Mandy estaba callada, no podía creer que este hombre pudiera tener  la cara tan dura para estarle contando y diciendo todo eso. ¿Pero hasta donde llegaba  la insolencia de este hombre?

Nando viendo que ella no se movía ni respondía se levantó y se acerco hacia ella, se estaba poniendo nervioso y ella lo sabía. Se arrodilló delante y poniendo su dedo en la barbilla de ella  le levanto la cara. No podía leer lo que había en esos ojos, si indiferencia, si rabia, si tormento o  una mezcla de todo, pero quería su perdón, lo necesitaba.


-Mandy, por dios amor dime algo… abofetéame, pégame, grítame pero reacciona. Cualquier cosa menos tu indiferencia.


Ella lo miró un largo rato, en el que vio pasar su historia por delante como un cliché de película, vio todo lo que había sufrido y vio el momento en que lo pilló hacia un mes,  y pasados unos instantes le dijo:


 - No Nando. No te voy a pegar, ni gritar, no te voy a dar otra oportunidad, tú y yo sabemos todo lo que ha pasado estos últimos años, sabías que esto acabaría tarde o temprano.

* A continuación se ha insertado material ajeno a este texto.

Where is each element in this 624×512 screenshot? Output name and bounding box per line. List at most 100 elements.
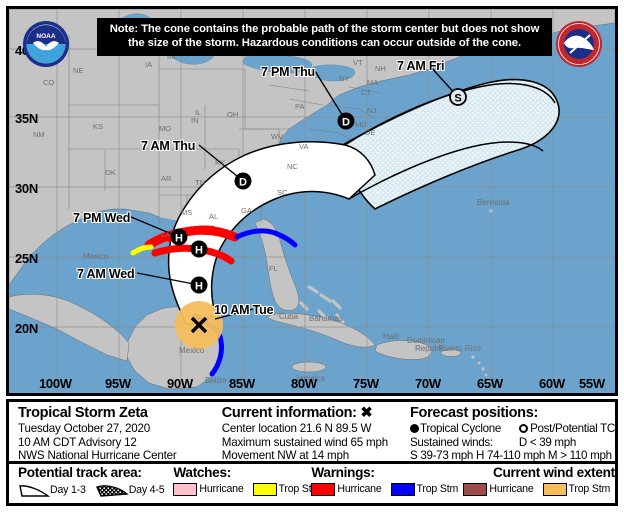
lat-label-30n: 30N — [15, 181, 38, 196]
svg-text:Bermuda: Bermuda — [477, 198, 510, 207]
noaa-logo: NOAA — [21, 19, 71, 69]
legend-potential-track: Potential track area: Day 1-3 — [9, 465, 173, 498]
svg-text:CO: CO — [43, 78, 54, 87]
svg-text:NM: NM — [33, 130, 45, 139]
wind-hurricane-swatch — [463, 482, 488, 496]
svg-text:KY: KY — [215, 158, 225, 167]
svg-text:MI: MI — [167, 52, 175, 61]
lon-label-75w: 75W — [353, 376, 379, 391]
svg-text:NC: NC — [287, 162, 298, 171]
svg-text:Bahamas: Bahamas — [309, 314, 343, 323]
position-label-10am-tue: 10 AM Tue — [214, 303, 274, 317]
legend-track-title: Potential track area: — [18, 465, 142, 480]
cone-disclaimer-note: Note: The cone contains the probable pat… — [97, 18, 552, 56]
svg-text:NE: NE — [73, 66, 83, 75]
legend-watches-title: Watches: — [173, 465, 231, 480]
svg-text:Puerto Rico: Puerto Rico — [439, 344, 481, 353]
post-potential-tc-label: Post/Potential TC — [530, 421, 615, 435]
svg-text:H: H — [175, 233, 183, 245]
svg-text:NOAA: NOAA — [36, 33, 55, 40]
svg-text:Haiti: Haiti — [383, 332, 399, 341]
svg-text:H: H — [195, 281, 203, 293]
svg-text:MD: MD — [355, 120, 367, 129]
legend-warn-hurricane: Hurricane — [311, 482, 382, 496]
lon-label-60w: 60W — [539, 376, 565, 391]
note-line-1: Note: The cone contains the probable pat… — [109, 23, 540, 35]
legend-row: Potential track area: Day 1-3 — [9, 464, 619, 503]
wind-hurricane-label: Hurricane — [489, 483, 534, 496]
legend-wind-extent-title: Current wind extent: — [492, 465, 620, 480]
svg-text:MO: MO — [159, 124, 171, 133]
watch-hurricane-label: Hurricane — [199, 483, 244, 496]
legend-wind-hurricane: Hurricane — [463, 482, 534, 496]
forecast-positions-title: Forecast positions: — [409, 405, 539, 421]
position-label-7am-fri: 7 AM Fri — [397, 59, 445, 73]
info-top-row: Tropical Storm Zeta Tuesday October 27, … — [9, 402, 615, 464]
svg-text:LA: LA — [161, 230, 170, 239]
major-hurricane-range: M > 110 mph — [547, 449, 612, 463]
sustained-winds-row: Sustained winds: D < 39 mph — [410, 436, 615, 450]
svg-text:WV: WV — [271, 132, 283, 141]
legend-wind-tropstm: Trop Stm — [542, 482, 610, 496]
svg-text:IL: IL — [195, 108, 201, 117]
tropical-cyclone-icon — [409, 424, 419, 434]
svg-text:IN: IN — [191, 116, 199, 125]
storm-date: Tuesday October 27, 2020 — [18, 421, 151, 435]
hurricane-range: H 74-110 mph — [475, 449, 545, 463]
legend-watch-hurricane: Hurricane — [173, 482, 244, 496]
lat-label-35n: 35N — [15, 111, 38, 126]
center-location: Center location 21.6 N 89.5 W — [221, 421, 372, 435]
svg-text:KS: KS — [93, 122, 103, 131]
depression-range: D < 39 mph — [518, 435, 577, 449]
svg-text:PA: PA — [295, 102, 304, 111]
lon-label-55w: 55W — [579, 376, 605, 391]
position-label-7am-wed: 7 AM Wed — [77, 267, 135, 281]
position-label-7pm-thu: 7 PM Thu — [261, 65, 315, 79]
legend-warnings: Warnings: Hurricane Trop Stm — [311, 465, 463, 496]
svg-text:NY: NY — [339, 74, 349, 83]
lon-label-65w: 65W — [477, 376, 503, 391]
svg-text:Mexico: Mexico — [179, 346, 205, 355]
nws-logo — [554, 19, 604, 69]
svg-text:SC: SC — [277, 188, 288, 197]
forecast-positions-column: Forecast positions: Tropical Cyclone Pos… — [406, 402, 615, 463]
svg-text:TN: TN — [195, 178, 205, 187]
svg-text:DE: DE — [365, 128, 375, 137]
watch-tropstm-label: Trop Stm — [278, 483, 321, 496]
legend-day13-label: Day 1-3 — [50, 484, 86, 497]
svg-text:NH: NH — [375, 64, 386, 73]
svg-text:S: S — [454, 93, 461, 105]
forecast-symbol-row: Tropical Cyclone Post/Potential TC — [409, 421, 615, 436]
svg-text:AL: AL — [209, 212, 218, 221]
lon-label-90w: 90W — [167, 376, 193, 391]
legend-watch-tropstm: Trop Stm — [252, 482, 321, 496]
svg-text:Dominican: Dominican — [407, 336, 445, 345]
svg-text:MS: MS — [181, 208, 192, 217]
svg-text:TX: TX — [77, 210, 87, 219]
wind-tropstm-swatch — [542, 482, 567, 496]
post-potential-tc-icon — [519, 424, 529, 434]
lon-label-70w: 70W — [415, 376, 441, 391]
map-graphics: H H H D D — [9, 9, 615, 393]
legend-day13: Day 1-3 — [18, 483, 86, 498]
position-label-7pm-wed: 7 PM Wed — [73, 211, 131, 225]
legend-day45-label: Day 4-5 — [128, 484, 165, 497]
lon-label-80w: 80W — [291, 376, 317, 391]
position-label-7am-thu: 7 AM Thu — [141, 139, 196, 153]
svg-text:CT: CT — [361, 88, 371, 97]
svg-text:Belize: Belize — [205, 376, 227, 385]
current-info-title: Current information: ✖ — [221, 405, 373, 421]
info-panel: Tropical Storm Zeta Tuesday October 27, … — [6, 399, 619, 506]
storm-agency: NWS National Hurricane Center — [18, 449, 177, 463]
svg-text:VA: VA — [299, 142, 308, 151]
forecast-map[interactable]: H H H D D — [6, 6, 618, 396]
svg-text:Republic: Republic — [415, 344, 446, 353]
storm-range: S 39-73 mph — [409, 449, 474, 463]
tropical-cyclone-label: Tropical Cyclone — [419, 421, 502, 435]
svg-text:NJ: NJ — [367, 106, 376, 115]
svg-text:FL: FL — [269, 264, 278, 273]
wind-ranges-row: S 39-73 mph H 74-110 mph M > 110 mph — [410, 449, 615, 463]
legend-watches: Watches: Hurricane Trop Stm — [173, 465, 320, 496]
warning-hurricane-label: Hurricane — [337, 483, 382, 496]
cone-day13-icon — [19, 485, 50, 497]
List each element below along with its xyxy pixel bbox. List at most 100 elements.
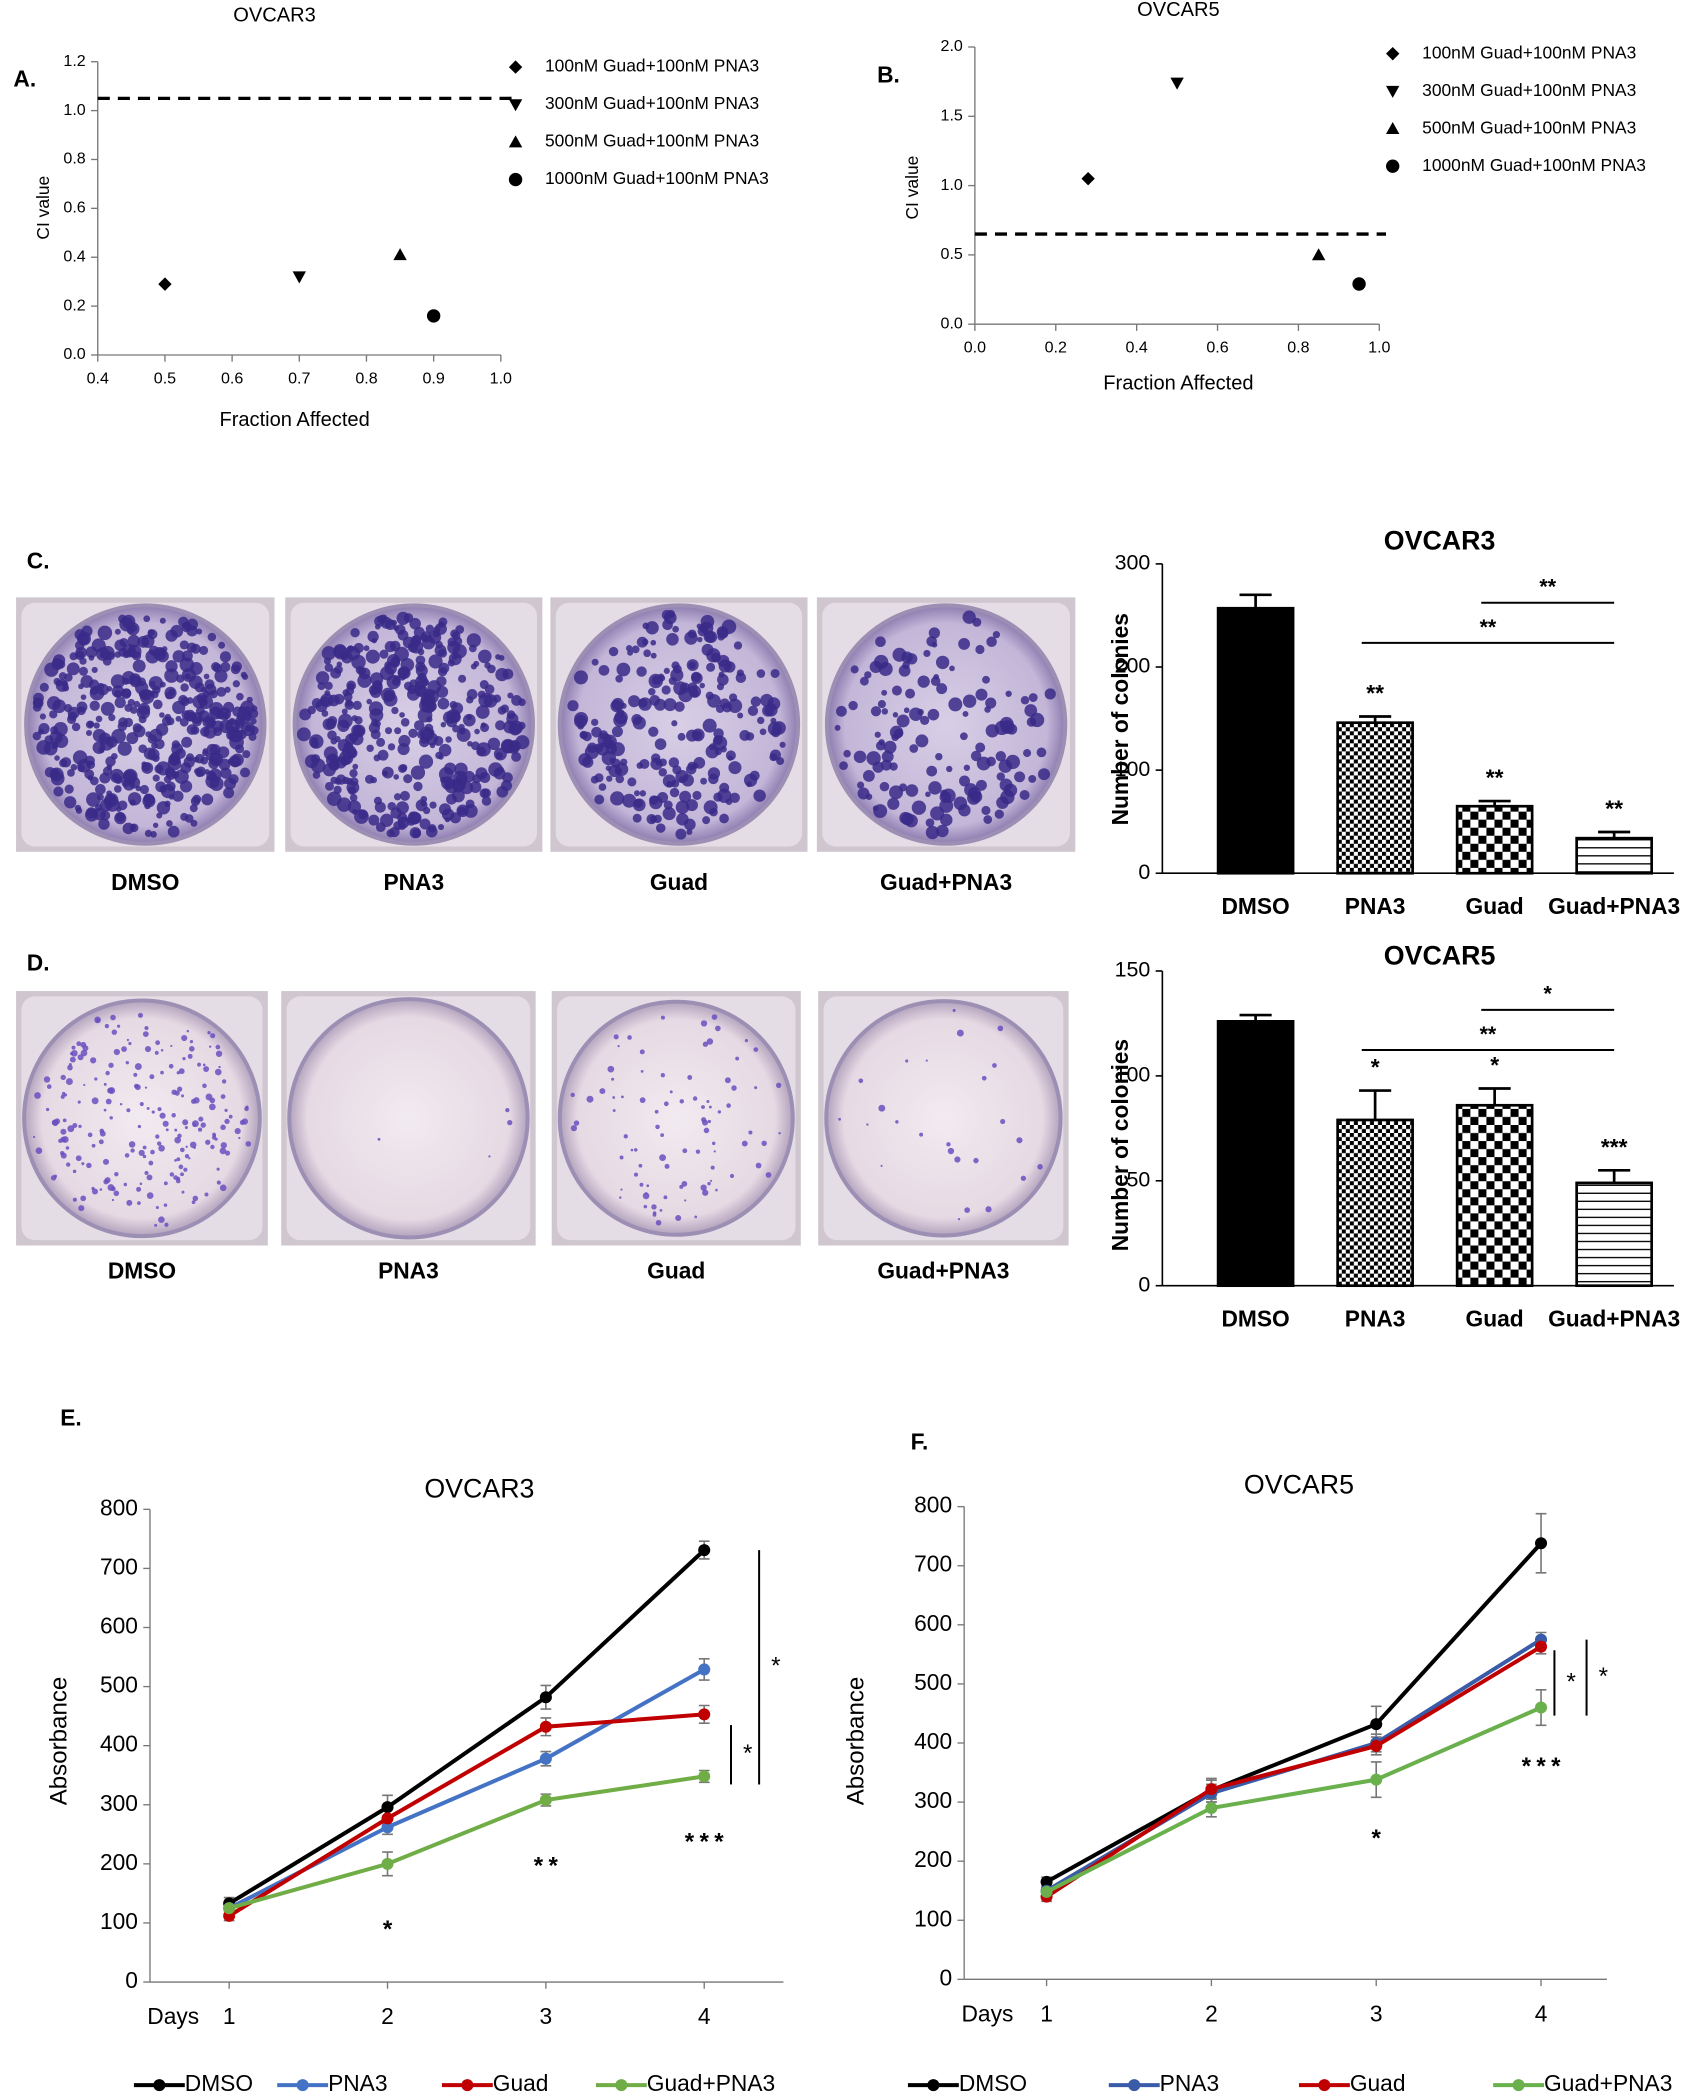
legend-label: PNA3 bbox=[328, 2070, 387, 2096]
panel-label: B. bbox=[877, 61, 900, 87]
colony bbox=[511, 751, 522, 762]
colony bbox=[440, 721, 447, 728]
colony bbox=[121, 1046, 127, 1052]
colony bbox=[409, 617, 421, 630]
colony bbox=[926, 765, 938, 777]
legend-label: PNA3 bbox=[1160, 2070, 1219, 2096]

Ya me cansé de ser tu tabla de salvación, que esté enamorada de ti no te da derecho a hacerme pasar por todo lo que me has hecho pasar.

>Tienes un problema con las drogas y con el sexo, tú lo sabes. Te dije que eso acabaría con tu carrera y con lo nuestro. Con lo nuestro ya acabó… lo siguiente será tu carrera. Estaba enamorada de ti, o eso creía. Ahora ya empiezo a dudarlo, pero estoy tan cansada y tan decepcionada que ya no puedo seguir.


Una lágrima resbaló por la mejilla de Mandy, hacía tiempo que tenía que haber sido valiente, se hubiera ahorrado todo el calvario vivido. Pero ahora había dado el paso y no había marcha atrás aunque no estaba segura cuando se podría olvidar de él.

Nando se levantó enfurecido. No podía dar crédito a lo que ella le acababa de decir, le estaba diciendo que no había marcha atrás, que no le iba a perdonar, que no le daba ninguna oportunidad más, que nunca más estaría con él.

Empezó a pasear como un león enjaulado,  de repente empezó a gritar:


-¡OSTIA MANDY! ¡NO ME JODAS, NO PUEDES HACERME ESTO! ¡ME DIJISTE QUE SIEMPRE ESTARÍAS A MI LADO! ¡QUE NUNCA ME DEJARIAS! ¡ERES UNA PUTA MENTIROSA! ¡YO CONFIE EN TI!


Enfurecido y fuera de sí  cogió un jarrón, sin pensarlo si quiera lo estampó contra la pared.

Mandy se acurruco en el sofá, estaba temblando, no era la primera vez que lo veía así, y sabía que esto acabaría muy mal.

Por suerte en ese mismo momento alguien llamó a la puerta.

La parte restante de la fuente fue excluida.